Süddeutsche Zeitung

Start-up:Die Welt auf den Kopf stellen

Lesezeit: 5 min

Parkplätze, E-Ladestationen und öffentliche Verkehrsmittel miteinander vernetzen: Start-up-Gründerin Alexandra Mikityuk entwickelt Software, die das urbane Leben radikal verbessern könnte.

Von Steffen Uhlmann

Glaubt man den Nerds, war noch nie so viel Zukunft wie jetzt. Das Internet der Dinge (IoT), prophezeien sie, werde die Art und Weise, wie wir leben, verändern. Mithilfe der damit verbundenen Blockchain-Technologie werde die Welt in nur wenigen Jahren gar auf den Kopf gestellt. Alexandra Mikityuk will sich weder als Sonderling noch als Weltenretterin einordnen lassen und schützt sich davor mit einer Portion Selbstironie. "Neuentwicklungen, so meine Erfahrung, kommen eigentlich zunächst sehr leise daher", sagt sie. "Und das Unauffällige passt wohl eher zu mir."

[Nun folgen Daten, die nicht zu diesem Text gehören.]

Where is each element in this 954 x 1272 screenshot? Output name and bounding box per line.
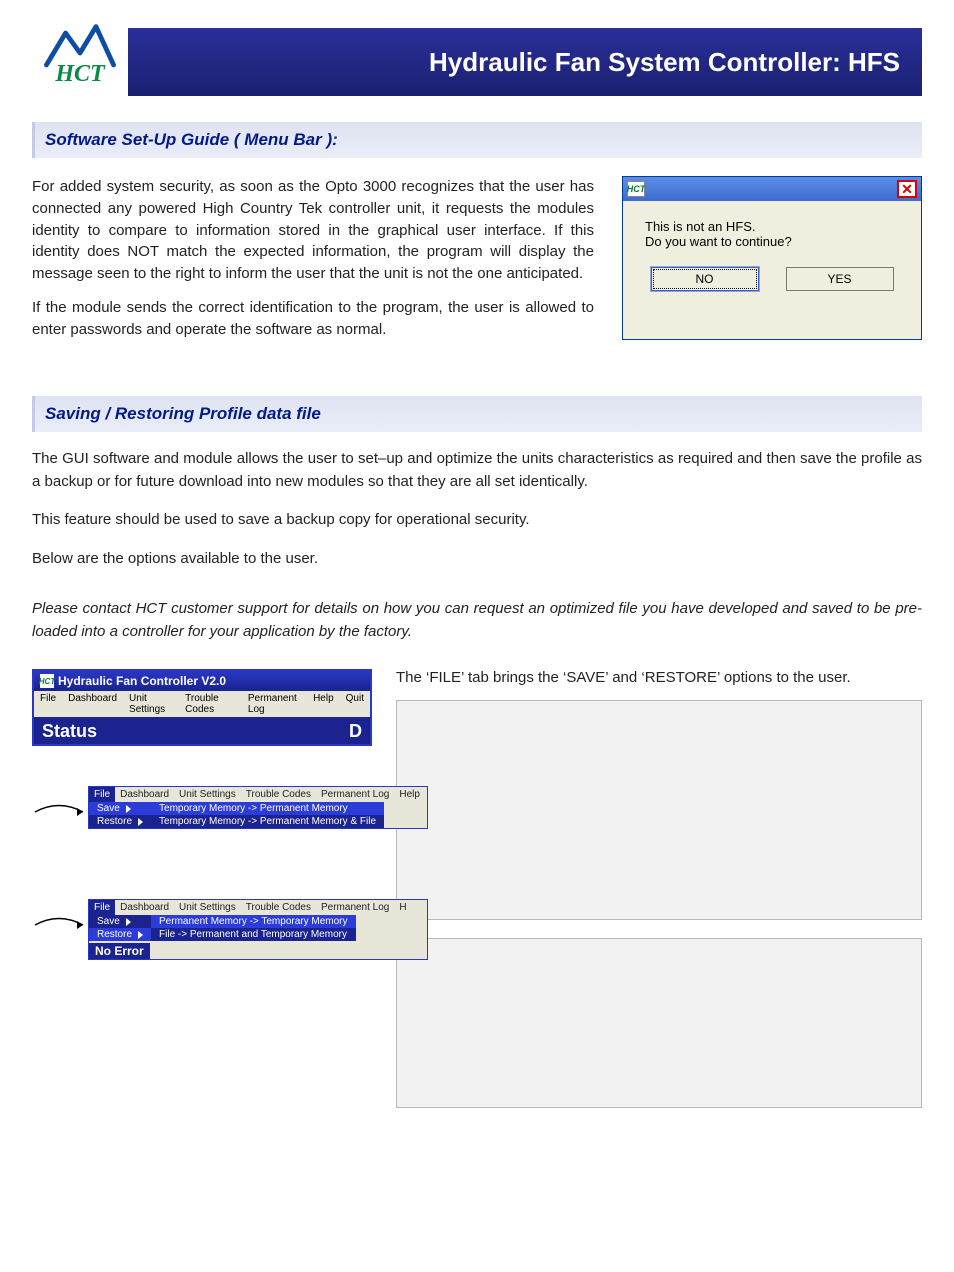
paragraph-4: This feature should be used to save a ba…: [32, 509, 922, 532]
menu-help[interactable]: Help: [307, 691, 340, 717]
chevron-right-icon: [138, 931, 143, 939]
chevron-right-icon: [126, 918, 131, 926]
yes-button[interactable]: YES: [786, 267, 894, 291]
paragraph-5: Below are the options available to the u…: [32, 548, 922, 571]
callout-arrow-icon: [33, 797, 89, 830]
restore-perm-to-temp[interactable]: Permanent Memory -> Temporary Memory: [151, 915, 355, 928]
menu-file[interactable]: File: [34, 691, 62, 717]
menu-trouble-codes[interactable]: Trouble Codes: [241, 900, 316, 915]
paragraph-2: If the module sends the correct identifi…: [32, 297, 594, 341]
menu-dashboard[interactable]: Dashboard: [62, 691, 123, 717]
status-right: D: [349, 721, 362, 742]
menu-permanent-log[interactable]: Permanent Log: [316, 900, 394, 915]
logo-text: HCT: [54, 61, 106, 87]
app-menubar: File Dashboard Unit Settings Trouble Cod…: [34, 691, 370, 717]
app-window: HCT Hydraulic Fan Controller V2.0 File D…: [32, 669, 372, 746]
banner-title: Hydraulic Fan System Controller: HFS: [128, 47, 922, 78]
close-icon[interactable]: ✕: [897, 180, 917, 198]
dialog-text-line1: This is not an HFS.: [645, 219, 899, 234]
menu-permanent-log[interactable]: Permanent Log: [316, 787, 394, 802]
menu-quit[interactable]: Quit: [340, 691, 370, 717]
no-button[interactable]: NO: [651, 267, 759, 291]
section-heading-2: Saving / Restoring Profile data file: [32, 396, 922, 432]
hct-logo: HCT: [32, 1, 128, 97]
menu-file[interactable]: File: [89, 900, 115, 915]
file-restore-item[interactable]: Restore: [89, 928, 151, 941]
menu-help[interactable]: H: [394, 900, 411, 915]
restore-file-to-perm-and-temp[interactable]: File -> Permanent and Temporary Memory: [151, 928, 355, 941]
paragraph-6: Please contact HCT customer support for …: [32, 598, 922, 643]
menu-trouble-codes[interactable]: Trouble Codes: [241, 787, 316, 802]
chevron-right-icon: [126, 805, 131, 813]
menu-unit-settings[interactable]: Unit Settings: [174, 900, 241, 915]
file-restore-submenu: File Dashboard Unit Settings Trouble Cod…: [88, 899, 428, 960]
file-tab-caption: The ‘FILE’ tab brings the ‘SAVE’ and ‘RE…: [396, 669, 922, 686]
file-save-submenu: File Dashboard Unit Settings Trouble Cod…: [88, 786, 428, 829]
menu-dashboard[interactable]: Dashboard: [115, 900, 174, 915]
file-restore-item[interactable]: Restore: [89, 815, 151, 828]
dialog-app-icon: HCT: [627, 181, 645, 197]
callout-arrow-icon: [33, 910, 89, 943]
menu-trouble-codes[interactable]: Trouble Codes: [179, 691, 242, 717]
section-heading-1: Software Set-Up Guide ( Menu Bar ):: [32, 122, 922, 158]
menu-permanent-log[interactable]: Permanent Log: [242, 691, 307, 717]
save-temp-to-perm[interactable]: Temporary Memory -> Permanent Memory: [151, 802, 384, 815]
placeholder-box-1: [396, 700, 922, 920]
menu-file[interactable]: File: [89, 787, 115, 802]
not-hfs-dialog: HCT ✕ This is not an HFS. Do you want to…: [622, 176, 922, 340]
placeholder-box-2: [396, 938, 922, 1108]
paragraph-1: For added system security, as soon as th…: [32, 176, 594, 285]
paragraph-3: The GUI software and module allows the u…: [32, 448, 922, 493]
menu-dashboard[interactable]: Dashboard: [115, 787, 174, 802]
status-label: Status: [42, 721, 97, 742]
dialog-text-line2: Do you want to continue?: [645, 234, 899, 249]
page-banner: HCT Hydraulic Fan System Controller: HFS: [32, 28, 922, 96]
no-error-label: No Error: [89, 943, 150, 959]
menu-unit-settings[interactable]: Unit Settings: [174, 787, 241, 802]
save-temp-to-perm-and-file[interactable]: Temporary Memory -> Permanent Memory & F…: [151, 815, 384, 828]
file-save-item[interactable]: Save: [89, 802, 151, 815]
menu-help[interactable]: Help: [394, 787, 425, 802]
app-title: Hydraulic Fan Controller V2.0: [58, 674, 226, 688]
file-save-item[interactable]: Save: [89, 915, 151, 928]
app-icon: HCT: [40, 674, 54, 688]
chevron-right-icon: [138, 818, 143, 826]
menu-unit-settings[interactable]: Unit Settings: [123, 691, 179, 717]
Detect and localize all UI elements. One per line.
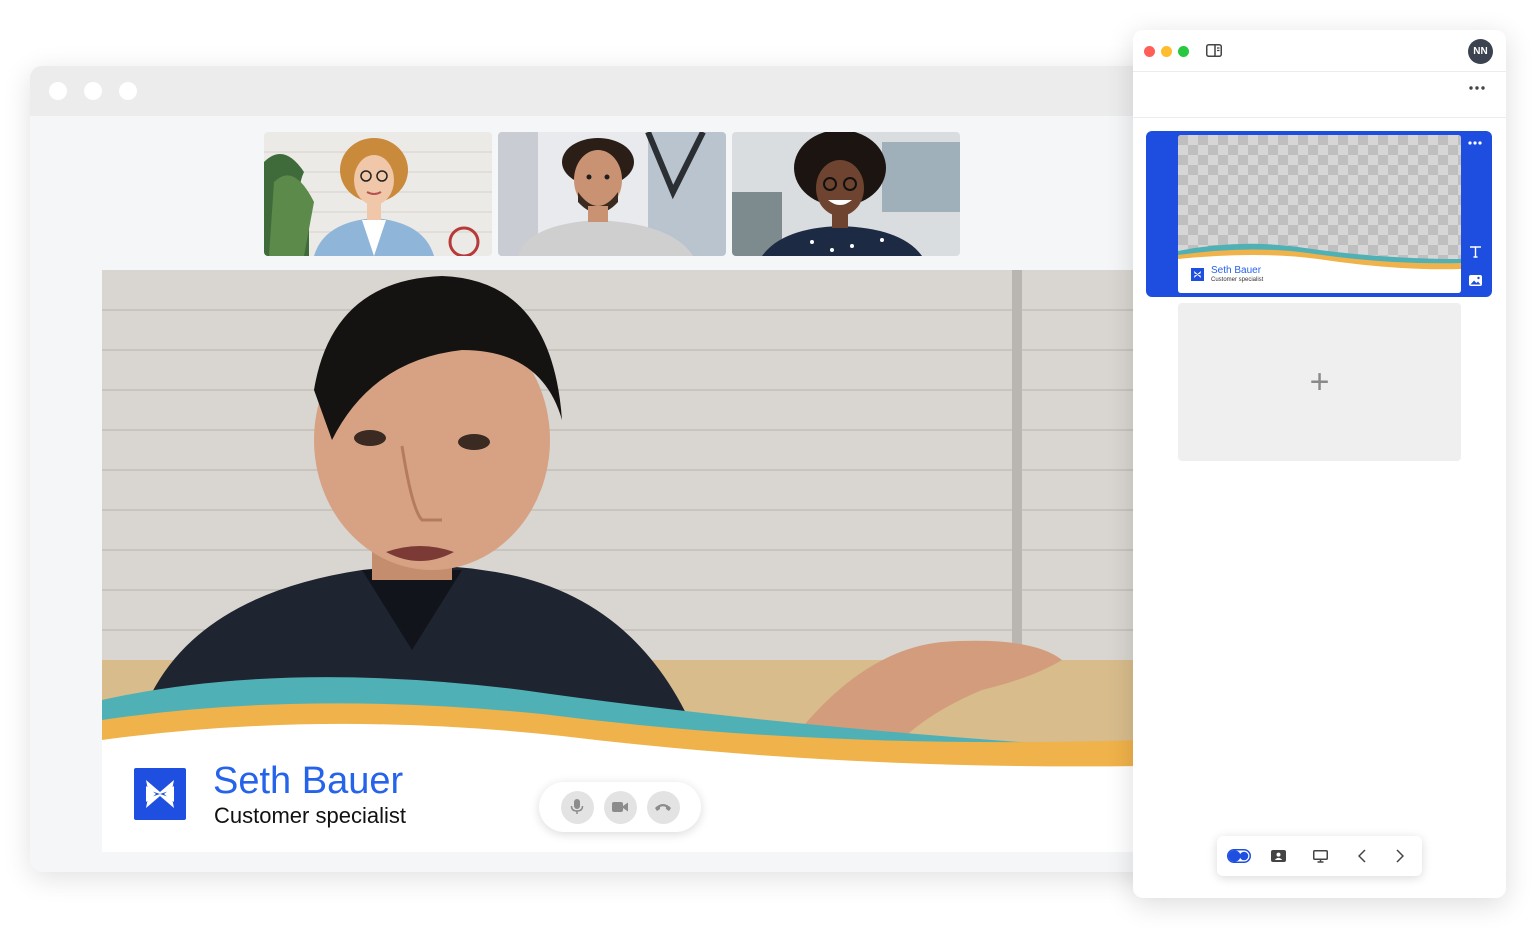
- window-dot[interactable]: [84, 82, 102, 100]
- image-tool-icon[interactable]: [1469, 275, 1482, 286]
- brand-logo-icon: [134, 768, 186, 820]
- participant-tile[interactable]: [264, 132, 492, 256]
- maximize-window-button[interactable]: [1178, 46, 1189, 57]
- previous-scene-button[interactable]: [1347, 836, 1377, 876]
- close-window-button[interactable]: [1144, 46, 1155, 57]
- scene-card-selected[interactable]: Seth Bauer Customer specialist: [1146, 131, 1492, 297]
- brand-mark-icon: [146, 780, 174, 808]
- meeting-titlebar: [30, 66, 1170, 116]
- call-controls: [539, 782, 701, 832]
- participant-man-beard-image: [498, 132, 726, 256]
- meeting-window: Seth Bauer Customer specialist: [30, 66, 1170, 872]
- minimize-window-button[interactable]: [1161, 46, 1172, 57]
- participant-tile[interactable]: [732, 132, 960, 256]
- chevron-right-icon: [1396, 849, 1404, 863]
- hang-up-button[interactable]: [646, 790, 680, 824]
- window-dot[interactable]: [119, 82, 137, 100]
- camera-icon: [612, 802, 628, 812]
- scene-preview: Seth Bauer Customer specialist: [1178, 135, 1461, 293]
- participant-woman-curly-hair-image: [264, 132, 492, 256]
- chevron-left-icon: [1358, 849, 1366, 863]
- plus-icon: +: [1309, 363, 1330, 401]
- screen-button[interactable]: [1305, 836, 1335, 876]
- add-scene-button[interactable]: +: [1178, 303, 1461, 461]
- brand-mark-icon: [1194, 271, 1201, 278]
- contact-card-icon: [1270, 850, 1286, 862]
- participant-tile[interactable]: [498, 132, 726, 256]
- panel-titlebar: NN: [1133, 30, 1506, 72]
- scenes-panel-window: NN Seth Bauer Customer specialist +: [1133, 30, 1506, 898]
- user-avatar[interactable]: NN: [1468, 39, 1493, 64]
- text-tool-icon[interactable]: [1469, 245, 1482, 258]
- active-speaker-stage: Seth Bauer Customer specialist: [102, 270, 1142, 852]
- scene-brand-logo-icon: [1191, 268, 1204, 281]
- sidebar-toggle-icon[interactable]: [1206, 44, 1222, 57]
- window-dot[interactable]: [49, 82, 67, 100]
- hang-up-icon: [655, 804, 671, 811]
- scene-name: Seth Bauer: [1211, 265, 1262, 276]
- next-scene-button[interactable]: [1385, 836, 1415, 876]
- toggle-on-icon: [1227, 849, 1251, 863]
- more-options-icon[interactable]: [1469, 86, 1485, 90]
- scene-role: Customer specialist: [1211, 277, 1264, 283]
- microphone-icon: [570, 799, 584, 814]
- mute-button[interactable]: [560, 790, 594, 824]
- participant-strip: [264, 132, 960, 256]
- participant-woman-afro-image: [732, 132, 960, 256]
- camera-button[interactable]: [603, 790, 637, 824]
- contact-card-button[interactable]: [1263, 836, 1293, 876]
- panel-toolbar: [1133, 72, 1506, 118]
- overlay-toggle[interactable]: [1223, 836, 1255, 876]
- speaker-role: Customer specialist: [214, 803, 406, 828]
- scene-toolbar: [1217, 836, 1422, 876]
- speaker-name: Seth Bauer: [213, 760, 404, 802]
- monitor-icon: [1312, 849, 1328, 863]
- scene-more-icon[interactable]: [1468, 141, 1482, 145]
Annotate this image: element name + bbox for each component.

Mag sein, dabei hat die kleine, zierliche Frau in wenigen Berufsjahren mit ihren Arbeiten schon ein gutes Stück zu dem entfachten Hype um Blockchain und Internet der Dinge beigetragen. Und so disruptiv diese Technologien anmuten, so wechselvoll ist auch die persönliche Geschichte der jetzt 33-Jährigen.

Der Großvater war ein Flugzeugingenieur und begeisterte seine Enkeltochter für Technik und Naturwissenschaften

Als der britische Technologie-Pionier Kevin Ashton 1999 erstmalig den Begriff vom Internet of things prägte, bastelte das damals zehnjährige Mädchen vermutlich gerade mit ihrem Großvater an einem Teigkneter oder Getränkemixer herum. "Mit Opa in seiner Garage irgendetwas Nützliches für die Familie zusammenbauen, das hat mir immens viel Spaß gemacht", sagt sie und erzählt von ihrer Kindheit in St. Petersburg.

Der Großvater, ein Flugzeugingenieur, hatte seine Enkeltochter schon früh mit Technik und Naturwissenschaften zusammengebracht. Und damit bei dem Mädchen nicht nur Neugier und Interesse entfacht, sondern auch jede Menge Ehrgeiz. In Mathematik und Physik war Alexandra Mikityuk bald die Überfliegerin an ihrer Schule und auch bei Wettbewerben darüber hinaus immer mit ganz vorn.

Ihre schulischen Leistungen bescherten ihr nicht nur ein ausgezeichnetes Abiturzeugnis, sondern auch ein Förderstipendium an der Berliner Hochschule für Technik und Wirtschaft (HTW). "2007 bin ich nach Berlin gekommen und habe ohne große Deutschkenntnisse gleich mit dem Studium angefangen", erzählt sie. Nur drei Jahre später war sie bereits Diplomingenieurin, um kurz darauf an der TU Berlin an ihrer Doktorarbeit zum Thema Sicherheit in Computersystemen zu arbeiten - mit Erfolg, versteht sich.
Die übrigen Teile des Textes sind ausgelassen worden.